Umweltverbände und Medien stellen die Automobilindustrie wegen Falschangaben zum Kraftstoffverbrauch an den Pranger. Sind die Vorwürfe begründet?

          Es wäre so einfach. Eine Studie im Internet recherchieren, ein Anruf bei der Deutschen Umwelthilfe, eine Statistik der im Fahrtbericht ermittelten Verbräuche. Und fertig wäre ein Artikel, der sich nahtlos in den medialen Chor einreiht. Selbst ansonsten meist ernst zu nehmende Publikationen sind sich einig: Die Automobilindustrie betrügt ihre eigenen Kunden, weil die in den Prospekten angegebenen Normverbräuche in der Realität nicht erreicht werden.

          Ist das wirklich so? Wir nähern uns dem Thema mit einer einfachen Frage: Wie realistisch ist das Verfahren, mit dem die Normverbräuche ermittelt werden? Seit 1996 gilt in Europa der „Neue Europäische Fahrzyklus“ (NEFZ). Entwickelt wurde er allerdings nicht, um den Verbrauch zu bestimmen, sondern zur Messung von Abgas-Schadstoffen wie Stickoxid und Rußpartikel. Der NEFZ tat dabei gute Dienste, denn er definiert klare Ausgangsbedingungen für den Test: Auf einem Rollenprüfstand wird eine Strecke von etwa elf Kilometern in rund 20 Minuten zurückgelegt. Die Geschwindigkeit ist für jeden Zeitpunkt genau definiert.
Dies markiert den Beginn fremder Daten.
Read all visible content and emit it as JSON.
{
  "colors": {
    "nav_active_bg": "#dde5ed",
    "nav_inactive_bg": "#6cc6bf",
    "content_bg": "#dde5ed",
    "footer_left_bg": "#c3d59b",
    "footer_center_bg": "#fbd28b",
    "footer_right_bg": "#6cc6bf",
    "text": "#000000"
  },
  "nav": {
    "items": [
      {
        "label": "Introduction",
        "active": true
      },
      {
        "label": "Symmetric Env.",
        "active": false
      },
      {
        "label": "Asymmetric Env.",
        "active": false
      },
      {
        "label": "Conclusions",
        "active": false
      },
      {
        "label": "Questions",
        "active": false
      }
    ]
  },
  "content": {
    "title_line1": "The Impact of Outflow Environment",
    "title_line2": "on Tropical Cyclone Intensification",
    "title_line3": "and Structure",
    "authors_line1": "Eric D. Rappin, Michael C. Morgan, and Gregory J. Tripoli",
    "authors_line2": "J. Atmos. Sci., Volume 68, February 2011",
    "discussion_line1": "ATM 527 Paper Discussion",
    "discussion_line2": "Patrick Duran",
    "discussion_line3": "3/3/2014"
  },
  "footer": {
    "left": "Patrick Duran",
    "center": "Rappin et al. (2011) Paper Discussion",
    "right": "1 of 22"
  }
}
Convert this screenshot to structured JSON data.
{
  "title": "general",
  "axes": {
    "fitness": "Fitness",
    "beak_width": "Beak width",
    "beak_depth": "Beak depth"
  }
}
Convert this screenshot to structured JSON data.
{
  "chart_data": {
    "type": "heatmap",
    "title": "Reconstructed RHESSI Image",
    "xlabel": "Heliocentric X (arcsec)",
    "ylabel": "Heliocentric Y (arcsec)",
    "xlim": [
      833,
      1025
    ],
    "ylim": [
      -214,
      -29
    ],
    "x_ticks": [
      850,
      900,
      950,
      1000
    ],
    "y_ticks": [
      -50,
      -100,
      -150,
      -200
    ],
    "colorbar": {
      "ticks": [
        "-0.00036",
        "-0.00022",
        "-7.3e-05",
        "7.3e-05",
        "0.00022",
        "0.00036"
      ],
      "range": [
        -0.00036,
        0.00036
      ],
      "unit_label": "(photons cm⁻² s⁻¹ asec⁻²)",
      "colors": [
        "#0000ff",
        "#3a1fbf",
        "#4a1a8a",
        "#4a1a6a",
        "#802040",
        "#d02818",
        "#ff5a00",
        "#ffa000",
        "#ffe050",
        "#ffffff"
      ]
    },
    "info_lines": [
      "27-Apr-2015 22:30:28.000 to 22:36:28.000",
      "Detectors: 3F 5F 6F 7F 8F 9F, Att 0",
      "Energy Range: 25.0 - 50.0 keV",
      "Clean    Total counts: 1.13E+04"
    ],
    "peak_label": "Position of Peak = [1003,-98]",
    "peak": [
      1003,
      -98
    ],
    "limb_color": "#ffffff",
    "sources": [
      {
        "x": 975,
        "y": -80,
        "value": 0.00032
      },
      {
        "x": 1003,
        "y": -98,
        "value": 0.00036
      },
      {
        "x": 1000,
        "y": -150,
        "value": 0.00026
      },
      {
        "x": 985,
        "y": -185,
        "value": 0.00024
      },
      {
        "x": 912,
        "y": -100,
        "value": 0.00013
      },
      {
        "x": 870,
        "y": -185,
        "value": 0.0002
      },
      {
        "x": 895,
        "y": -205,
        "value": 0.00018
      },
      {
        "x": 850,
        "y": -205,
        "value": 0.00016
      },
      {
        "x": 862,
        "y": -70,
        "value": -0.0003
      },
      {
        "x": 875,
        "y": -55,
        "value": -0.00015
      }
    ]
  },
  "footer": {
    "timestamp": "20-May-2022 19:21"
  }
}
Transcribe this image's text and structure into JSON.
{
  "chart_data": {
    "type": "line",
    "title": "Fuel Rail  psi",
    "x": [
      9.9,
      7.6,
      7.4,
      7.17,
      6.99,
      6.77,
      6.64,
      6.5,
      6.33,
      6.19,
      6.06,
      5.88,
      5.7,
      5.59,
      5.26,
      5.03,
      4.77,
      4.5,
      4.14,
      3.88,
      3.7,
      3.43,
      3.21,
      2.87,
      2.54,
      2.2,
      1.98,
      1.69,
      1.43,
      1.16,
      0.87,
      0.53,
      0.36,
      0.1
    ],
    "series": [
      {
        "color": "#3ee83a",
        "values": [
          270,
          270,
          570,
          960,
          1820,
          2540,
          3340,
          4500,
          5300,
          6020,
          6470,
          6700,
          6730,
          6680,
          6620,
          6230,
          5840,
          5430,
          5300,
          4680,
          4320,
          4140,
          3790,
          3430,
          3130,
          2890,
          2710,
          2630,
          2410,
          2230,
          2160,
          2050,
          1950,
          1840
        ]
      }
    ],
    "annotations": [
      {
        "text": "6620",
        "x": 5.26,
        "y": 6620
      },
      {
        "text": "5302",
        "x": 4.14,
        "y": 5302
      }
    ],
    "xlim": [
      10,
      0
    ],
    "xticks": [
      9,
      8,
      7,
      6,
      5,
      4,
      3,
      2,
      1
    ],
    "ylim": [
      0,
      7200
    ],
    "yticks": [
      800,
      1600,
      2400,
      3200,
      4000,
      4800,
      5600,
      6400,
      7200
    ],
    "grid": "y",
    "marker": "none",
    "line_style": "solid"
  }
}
Die Beschleunigungen sind so moderat, dass auch ein Kleinwagen mit 50 PS mithalten kann.

          Die Durchschnittsgeschwindigkeit im Normzyklus liegt also bei 33,6 km/h, während alle Feldversuche zeigen, dass auf deutschen Straßen rund 60 km/h Durchschnittsgeschwindigkeit gefahren wird. Trotzdem kann, wer sehr sanft mit dem Gaspedal umgeht, den Prospektverbrauch erreichen. Dies gilt allerdings nur für den, der die Autobahn meidet, denn die maximale Geschwindigkeit liegt im Zyklus bei 120 km/h.

          Bild: F.A.Z.

          Einige Verbrauchstreiber wurden bei der Definition des NEFZ gar nicht berücksichtigt. So galt eine Klimaanlage damals als Luxusausstattung. Der Verbrauch steigt jedoch durch den Klimakompressor um 0,3 bis 0,5 Liter auf 100 Kilometer. Und dass elektrische Großverbraucher an Bord - Infotainmentsysteme etwa - zum Massenphänomen werden, war nicht absehbar. Schließlich lenken die Autos auf dem Rollenprüfstand nicht, technisch wäre das früher nicht umzusetzen gewesen. Eine Servolenkung, heute auch im Kleinwagen unverzichtbar, kostet jedoch weitere Zehntelliter.

          Es finden sich also ausreichend handfeste Gründe, warum bei normaler Fahrt der reale Verbrauch nicht der Norm entsprechen kann. Einen Mehrverbrauch von einem Liter hält daher auch Ulrich Eichhorn, Technik-Geschäftsführer des Branchenverbandes VDA, für normal. Aber nimmt die Diskrepanz zwischen Papier und Realität durch moderne Motorentechnik nicht zu? Erstaunlicherweise bejaht Eichhorn: „Ein Liter ist ein Liter. Wenn ein Auto aber nur noch fünf statt früher acht Liter verbraucht, dann ist die prozentuale Abweichung viel höher.“

          Jüngst als „Motor des Jahres“ ausgezeichnet

          Allerdings gibt es auch technische Gründe, die zu einem wachsenden Abstand führen. Gut beobachten lassen sie sich anhand des neuen Ford-Dreizylindermotors, jüngst als „Motor des Jahres“ ausgezeichnet. Durch seine hohe Leistungsdichte von bis zu 100 Kilowatt je Liter Hubraum wird der Motor im Normtest fast ausschließlich in besonders verbrauchsgünstigen Bereichen betrieben, also mit moderater Drehzahl und mittlerer Last. In einem Focus Turnier kommt das Aggregat auf 4,9 Liter Normverbrauch. Die Redaktion Technik und Motor konnte im Fahrtbericht diesen Wert mit 4,8 Liter sogar unterbieten. Freilich nur auf einer Sparrunde, eine forcierte Autobahnfahrt wurde mit 8,3 Liter quittiert.